Nirūpaṇa (Nāḍī–Svara-Nirūpaṇam): Breath Currents, Omens, and Action-Timing
घोरे घोराणि कार्याणि सौम्ये वै मध्यमानि च / प्रस्थिते भागतो हंसे द्वाभ्यां वै सर्ववाहिनी
ghore ghorāṇi kāryāṇi saumye vai madhyamāni ca / prasthite bhāgato haṃse dvābhyāṃ vai sarvavāhinī
Dalam keadaan yang mengerikan, perbuatan yang mengerikan muncul; dalam keadaan yang lembut, perbuatan menjadi sederhana.
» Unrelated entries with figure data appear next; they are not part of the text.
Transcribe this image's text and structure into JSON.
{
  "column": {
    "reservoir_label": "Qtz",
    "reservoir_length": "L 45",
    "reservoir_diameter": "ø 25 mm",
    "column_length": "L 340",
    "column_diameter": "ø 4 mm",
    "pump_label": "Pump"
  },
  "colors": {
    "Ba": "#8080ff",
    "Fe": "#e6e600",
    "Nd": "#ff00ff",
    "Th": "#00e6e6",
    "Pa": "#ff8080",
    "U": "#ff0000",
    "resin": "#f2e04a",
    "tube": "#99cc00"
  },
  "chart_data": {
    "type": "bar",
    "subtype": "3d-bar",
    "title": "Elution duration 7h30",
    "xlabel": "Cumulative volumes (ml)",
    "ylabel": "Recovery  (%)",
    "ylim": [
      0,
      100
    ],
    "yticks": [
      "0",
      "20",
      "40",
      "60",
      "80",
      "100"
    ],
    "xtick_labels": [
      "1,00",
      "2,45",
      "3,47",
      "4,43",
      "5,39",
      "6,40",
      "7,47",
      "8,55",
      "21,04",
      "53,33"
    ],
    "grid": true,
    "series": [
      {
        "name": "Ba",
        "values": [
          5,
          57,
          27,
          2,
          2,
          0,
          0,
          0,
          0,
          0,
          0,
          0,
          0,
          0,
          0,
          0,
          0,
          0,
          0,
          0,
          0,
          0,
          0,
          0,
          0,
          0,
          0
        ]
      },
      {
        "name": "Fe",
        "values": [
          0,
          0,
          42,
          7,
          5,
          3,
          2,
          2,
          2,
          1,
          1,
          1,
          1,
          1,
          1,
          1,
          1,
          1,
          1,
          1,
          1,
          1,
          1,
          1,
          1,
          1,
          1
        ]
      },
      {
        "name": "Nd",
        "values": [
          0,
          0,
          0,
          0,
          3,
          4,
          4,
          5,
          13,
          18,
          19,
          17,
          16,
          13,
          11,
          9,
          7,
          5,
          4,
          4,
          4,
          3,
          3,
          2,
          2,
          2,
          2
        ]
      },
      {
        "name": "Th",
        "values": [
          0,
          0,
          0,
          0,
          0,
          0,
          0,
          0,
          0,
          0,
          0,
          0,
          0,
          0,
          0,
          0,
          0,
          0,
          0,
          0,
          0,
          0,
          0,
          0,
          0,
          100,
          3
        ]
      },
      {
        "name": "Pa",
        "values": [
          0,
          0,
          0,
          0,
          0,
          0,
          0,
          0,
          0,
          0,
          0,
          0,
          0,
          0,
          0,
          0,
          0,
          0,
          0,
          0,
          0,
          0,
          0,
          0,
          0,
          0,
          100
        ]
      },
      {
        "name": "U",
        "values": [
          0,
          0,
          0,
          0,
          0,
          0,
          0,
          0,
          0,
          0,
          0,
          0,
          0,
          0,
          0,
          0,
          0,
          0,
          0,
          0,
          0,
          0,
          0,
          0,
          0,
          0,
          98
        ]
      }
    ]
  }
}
Ketika jiwa berangkat, wahai Haṃsa, ia berjalan menurut bahagian karma yang diperuntukkan; oleh dua keadaan ini, arus yang menanggung segalanya membawanya terus maju.
Lord Vishnu (in dialogue with Garuda/Vinata-putra; vocative 'haṃse' used as an address within the teaching)
Afterlife Stage: Yamaloka Journey
Concept: Experiences and actions mirror the prevailing condition (ghora/saumya), and at departure the jīva moves according to its karmic portion; the onward course is ‘all-bearing’ (inevitable conveyor).
Vedantic Theme: Karma-niyati (lawful moral causation) shaping post-mortem trajectory; saṁsāra as a carried flow until knowledge/liberation intervenes.
Application: Cultivate wholesome actions and mental states now; recognize that habitual tendencies and karma shape end-of-life experience and what follows.
Primary Rasa: karuna
Secondary Rasa: shanta
Type: journey-route
Related Themes: Garuda Purana Pretakalpa: detailed mapping of the soul’s journey and karmic consequences; Garuda Purana: descriptions of ghoratā (terror) in papa-phala and saumyatā in punya-phala
This verse states that after departure, the being moves according to its allotted share of karma—experiences and pathways are not random but proportionate to one’s accumulated deeds.
It frames the soul’s onward movement as carried by an all-bearing force (sarvavāhinī), where the quality of actions—terrible or moderate—corresponds to the conditions and outcomes encountered after setting forth.
Cultivate dharmic habits and avoid harmful actions, since the text emphasizes that one’s future course is shaped by the moral weight and quality of one’s deeds.